I particularly agreed with Giacomo’s statement, “In our relationship with God we find the courage to fulfill through our daily life our purpose to be joyful and spread joy to others.” One of our biggest challenges and goals as humans is to find our purpose in life. We’re all put here for a reason, whether that’s to work with children with learning difficulties, raise a family, or become a pastor. But the only way we’re going to find our purpose is to rid ourselves of all unnecessary distractions (i.e., shut off your cell phone) and spend time in the classroom of silence and ask God probably the most important question we can ask him: “God, what is it that you want me to do?” That one question is a game changer. Starting about 6 months ago, I began visiting my church during the week (when no one else was there) to say a few prayers, and then to sit in silence staring at the tabernacle trying to hear God’s answer to that question. It’s tough to block out all of the noise in my head. But when I can, I clearly hear God say, “Your main purpose is to be the best husband and father you can be.” I can’t even begin to describe the clarity and peace this response has given me. I don’t think this practice is something that we should reserve for adults. In fact, with children and teens so plugged into technology these days, they need time in the classroom of silence way more than we do. So let’s make it a priority and bring a kid down to our local church to get some one-on-one time with Jesus. When they ask, “What are we going to do?,” simply say, “We’re just going to be.”

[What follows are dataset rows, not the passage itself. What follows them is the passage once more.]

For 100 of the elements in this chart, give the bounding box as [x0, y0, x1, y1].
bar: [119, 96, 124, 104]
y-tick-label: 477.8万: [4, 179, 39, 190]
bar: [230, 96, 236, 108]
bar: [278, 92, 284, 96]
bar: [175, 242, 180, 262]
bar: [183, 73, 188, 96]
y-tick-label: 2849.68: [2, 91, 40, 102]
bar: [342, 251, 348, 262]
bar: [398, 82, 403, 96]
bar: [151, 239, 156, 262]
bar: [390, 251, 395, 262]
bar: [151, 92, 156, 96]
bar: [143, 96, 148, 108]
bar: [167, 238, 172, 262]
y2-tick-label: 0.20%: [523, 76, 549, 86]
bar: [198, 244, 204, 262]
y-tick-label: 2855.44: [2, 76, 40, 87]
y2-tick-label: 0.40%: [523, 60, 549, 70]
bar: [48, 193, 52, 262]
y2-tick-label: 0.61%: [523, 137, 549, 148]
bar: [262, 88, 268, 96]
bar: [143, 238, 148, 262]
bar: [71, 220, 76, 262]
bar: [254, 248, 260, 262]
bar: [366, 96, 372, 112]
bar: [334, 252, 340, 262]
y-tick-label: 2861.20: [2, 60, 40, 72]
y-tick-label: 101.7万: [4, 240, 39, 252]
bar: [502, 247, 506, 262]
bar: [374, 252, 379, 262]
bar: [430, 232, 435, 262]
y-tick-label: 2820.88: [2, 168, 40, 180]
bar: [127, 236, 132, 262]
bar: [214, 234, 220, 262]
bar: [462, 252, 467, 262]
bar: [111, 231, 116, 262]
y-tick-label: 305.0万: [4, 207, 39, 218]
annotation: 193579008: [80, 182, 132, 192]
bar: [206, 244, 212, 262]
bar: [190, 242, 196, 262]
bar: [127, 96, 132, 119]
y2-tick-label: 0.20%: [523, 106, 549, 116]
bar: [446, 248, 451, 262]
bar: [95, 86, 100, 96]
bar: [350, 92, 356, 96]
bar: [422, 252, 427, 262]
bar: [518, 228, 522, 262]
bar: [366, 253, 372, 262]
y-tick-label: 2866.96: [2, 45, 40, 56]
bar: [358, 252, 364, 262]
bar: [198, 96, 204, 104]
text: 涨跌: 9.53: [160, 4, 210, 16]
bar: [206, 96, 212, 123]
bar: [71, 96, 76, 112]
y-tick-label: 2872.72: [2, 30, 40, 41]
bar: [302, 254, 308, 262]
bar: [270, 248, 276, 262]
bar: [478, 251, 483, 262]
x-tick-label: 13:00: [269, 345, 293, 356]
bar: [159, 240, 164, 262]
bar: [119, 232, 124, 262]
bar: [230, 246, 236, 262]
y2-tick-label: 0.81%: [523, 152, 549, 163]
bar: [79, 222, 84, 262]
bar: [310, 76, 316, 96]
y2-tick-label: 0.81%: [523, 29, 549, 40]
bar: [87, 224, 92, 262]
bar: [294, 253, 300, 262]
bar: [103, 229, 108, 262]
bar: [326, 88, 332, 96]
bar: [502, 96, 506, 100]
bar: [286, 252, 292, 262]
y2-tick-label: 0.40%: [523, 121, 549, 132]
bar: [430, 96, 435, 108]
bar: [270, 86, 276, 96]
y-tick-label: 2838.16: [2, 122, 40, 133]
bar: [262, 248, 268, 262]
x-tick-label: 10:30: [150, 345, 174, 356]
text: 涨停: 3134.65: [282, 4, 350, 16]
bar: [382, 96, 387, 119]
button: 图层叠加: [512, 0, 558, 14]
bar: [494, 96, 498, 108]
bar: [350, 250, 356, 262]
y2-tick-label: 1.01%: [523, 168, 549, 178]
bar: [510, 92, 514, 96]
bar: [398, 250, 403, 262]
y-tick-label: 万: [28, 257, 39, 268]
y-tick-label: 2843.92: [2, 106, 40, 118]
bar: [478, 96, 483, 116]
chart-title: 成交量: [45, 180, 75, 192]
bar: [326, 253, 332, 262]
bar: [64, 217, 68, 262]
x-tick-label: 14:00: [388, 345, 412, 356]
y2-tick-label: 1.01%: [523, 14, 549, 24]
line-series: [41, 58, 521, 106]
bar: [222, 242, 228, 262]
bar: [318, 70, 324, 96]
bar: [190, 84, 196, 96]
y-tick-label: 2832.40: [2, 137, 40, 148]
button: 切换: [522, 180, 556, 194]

In conclusion, I think Giacomo hits many good points. I especially liked how he highlighted the importance of us having gratitude toward God and how gratitude will help us build a strong relationship with Him. In my previous essay, I mentioned how grateful teens were more likely to say grace at dinner. Perhaps this is a good time for parents to model for their children prayers of thanksgiving for God’s love and grace. All in all, I think Giacomo and I agree on the main issues that parents should consider: positive relationships matter, especially for youth; God is the foundation of all of the love in our life; and with Jesus in our corner, we can get through any difficulty. If parents are able to make these ideas central to raising children, I think our next generation will be filled with gratitude and fully aware of God’s never ending love.